Yes to onstreet parking in a controlled parking zone (due to proximity to the station). Bit of a pain, almost everywhere else we’ve viewed has a driveway, but we don’t use the car every day. Also a pain in terms of potentially getting an electric car when our current one (14 yr old hybrid, almost 100k on the clock) gives up. Fortunately vendor was there and we asked about parking and she said she does almost always get a space right outside or just nearby.

Although it’s a bit weird that the big bathroom with the bath is an en-suite to the master, and the “family bathroom” is a small shower, I think that’ll actually be fine for the 4 of us.

OP posts:
Wildeheart · 07/08/2022 08:45

This is a beautiful house OP. Add cupboards under the stairs, you can get some really lovely built in ones that make the most of the space.

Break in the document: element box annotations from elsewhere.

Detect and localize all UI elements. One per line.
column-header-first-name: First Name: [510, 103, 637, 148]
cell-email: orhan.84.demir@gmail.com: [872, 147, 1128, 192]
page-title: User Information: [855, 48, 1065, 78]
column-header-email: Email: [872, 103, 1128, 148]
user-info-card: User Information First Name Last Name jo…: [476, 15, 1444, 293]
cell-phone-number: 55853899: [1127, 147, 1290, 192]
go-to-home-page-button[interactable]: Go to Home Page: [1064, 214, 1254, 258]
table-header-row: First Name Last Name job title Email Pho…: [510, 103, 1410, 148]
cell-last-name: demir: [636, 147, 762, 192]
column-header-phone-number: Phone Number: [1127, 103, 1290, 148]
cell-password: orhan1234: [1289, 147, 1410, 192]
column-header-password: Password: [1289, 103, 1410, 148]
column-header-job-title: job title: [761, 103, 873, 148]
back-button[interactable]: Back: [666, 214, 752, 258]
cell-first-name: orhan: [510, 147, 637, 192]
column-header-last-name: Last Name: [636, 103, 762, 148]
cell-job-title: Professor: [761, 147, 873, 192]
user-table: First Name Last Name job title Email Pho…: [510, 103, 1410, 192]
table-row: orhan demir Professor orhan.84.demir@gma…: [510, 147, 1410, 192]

I would rejig the upstairs layout a bit so that the larger bathroom can be accessed off the landing - create a hallway between the two back bedrooms and then turn the shower room into an en-suite for the large bedroom at the front. These are all relatively minor works that don’t need to be done right away.
P.S this is my dream house so I’m biased.

WankBadger5000 · 07/08/2022 08:47

It's beautiful @Wigeon but I'd want a very thorough survey. Need know the full condition of the wiring, boiler, heating.
It also looks to have concrete tiles on the roof, I'd want that fully inspected as sometimes these are too heavy for the orignal roof trusses and can cause issues.
It's going to be ££££ to heat but it is stunning!